Steamboat Ski and Resort Corp. President and COO Rob Perlman made the surprise announcement during an event in Gondola Square, where he gave praise to a great early season and the work that staff has done to prepare the mountain.
“We’ll work all summer to replace the gondola,” Perlman said.
The ski area did major upgrades in 2017 to the 30-year-old gondola, which had 80,000 hours of running time. The project included replacing the haul rope, grips, hangers and terminal equipment. A new control system also was installed.
Perlman said construction on the $15 million Doppelmayr replacement gondola will begin April 15, the day after the ski season ends.
The new gondola will increase capacity by 38 percent and decrease the ride time from 12 minutes to less than 10 minutes. It will have new cabins with 12 additional cars bringing the total to 137.
Additional cabins and increased speed will allow the new gondola to move 1,000 more people up the mountain per hour.
Cabins: from 125 to 137, up 10 percent
Ride time: from 12 to less than 10 minutes, down 17 percent
Ride speed: from 5 to 6 meters per second, up 20 percent
Uphill capacity: from 2,600 to 3,600 people per hour, up 38 percent
Ski area spokeswoman Loryn Kasten said it has not been decided whether the cars will have wireless internet, similar to other modern gondolas.
Construction of the new gondola will impact the ski area’s summer operations, including the Steamboat Bike Park, which uses the gondola to shuttle riders up the mountain.
The resort plans to use an alternate lift to accommodate the cyclists as well as people wanting to go to Thunderhead Lodge to take in the views.
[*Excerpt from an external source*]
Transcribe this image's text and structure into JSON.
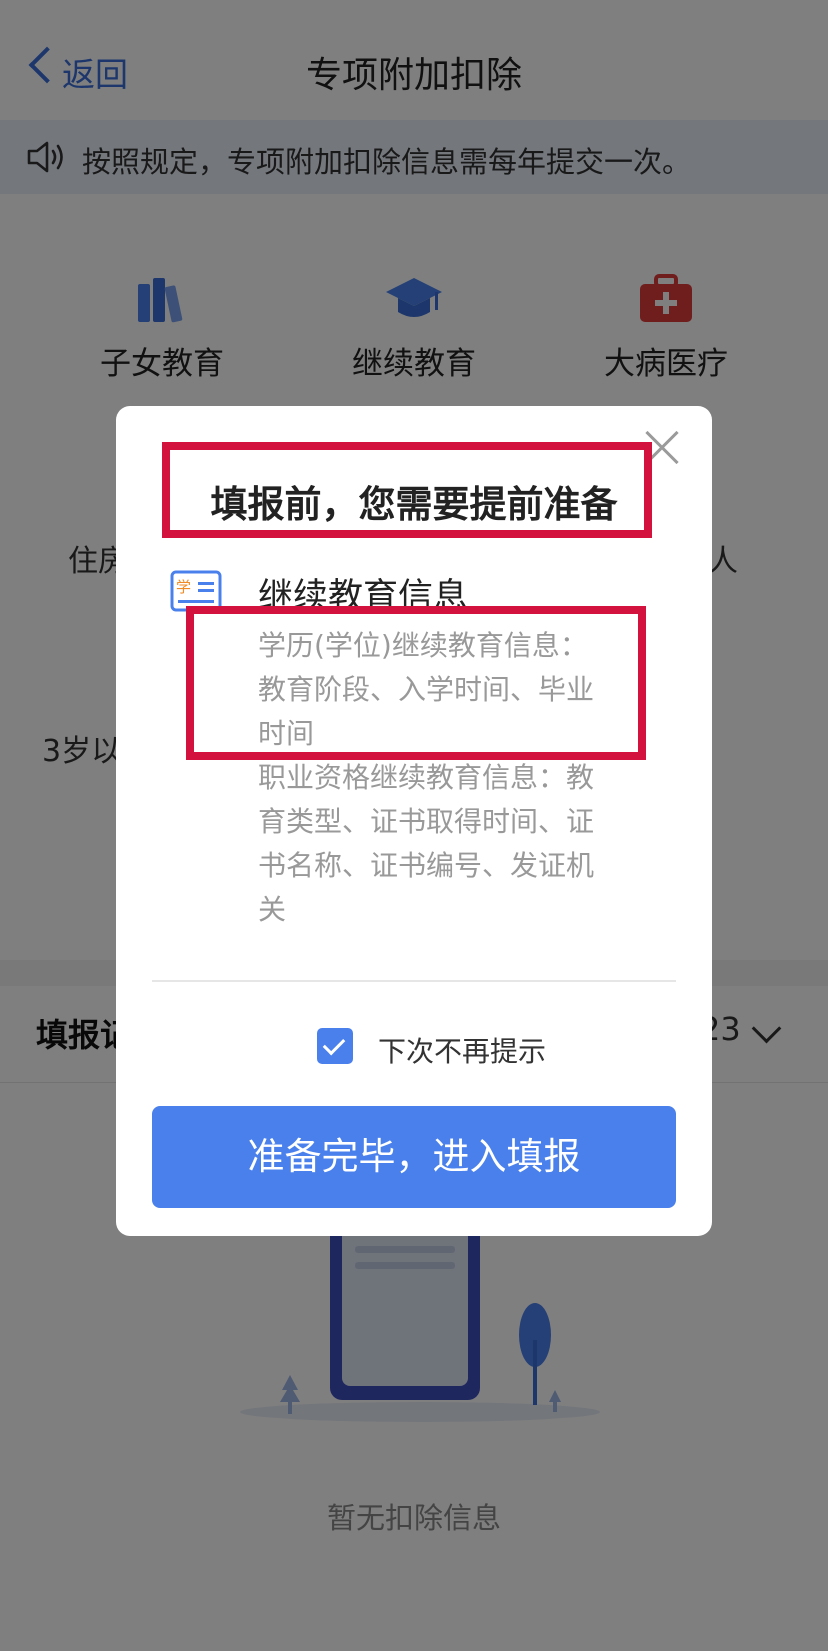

Construction on the new gondola is expected to be completed by November 2019.
Looking to the future
Beyond the new gondola, the ski area has big plans for the coming years.
The U.S. Forest Service recently approved a new lift to service 355 acres near Pioneer Ridge that are currently accessed through backcountry gates. A bridge and skiway would be built to guide skiers back to the BC Ski Way trail.
Planned improvements in the area also include snowmaking and a new trail to bring skiers to the Storm Peak Express lift.
A second project aims to create more beginner terrain and relocate ski school operations to the Rough Rider and Bashor Bowl areas.
A second gondola would take beginner skiers from the base area to the Rough Rider Learning Center, where a new restaurant would be built and a new lift would replace the existing Bashor lift.
The plan calls for relocating the Mavericks halfpipe, which is currently in the Bashor area.
It is still unclear when the ski area’s parent company will fund the approved projects.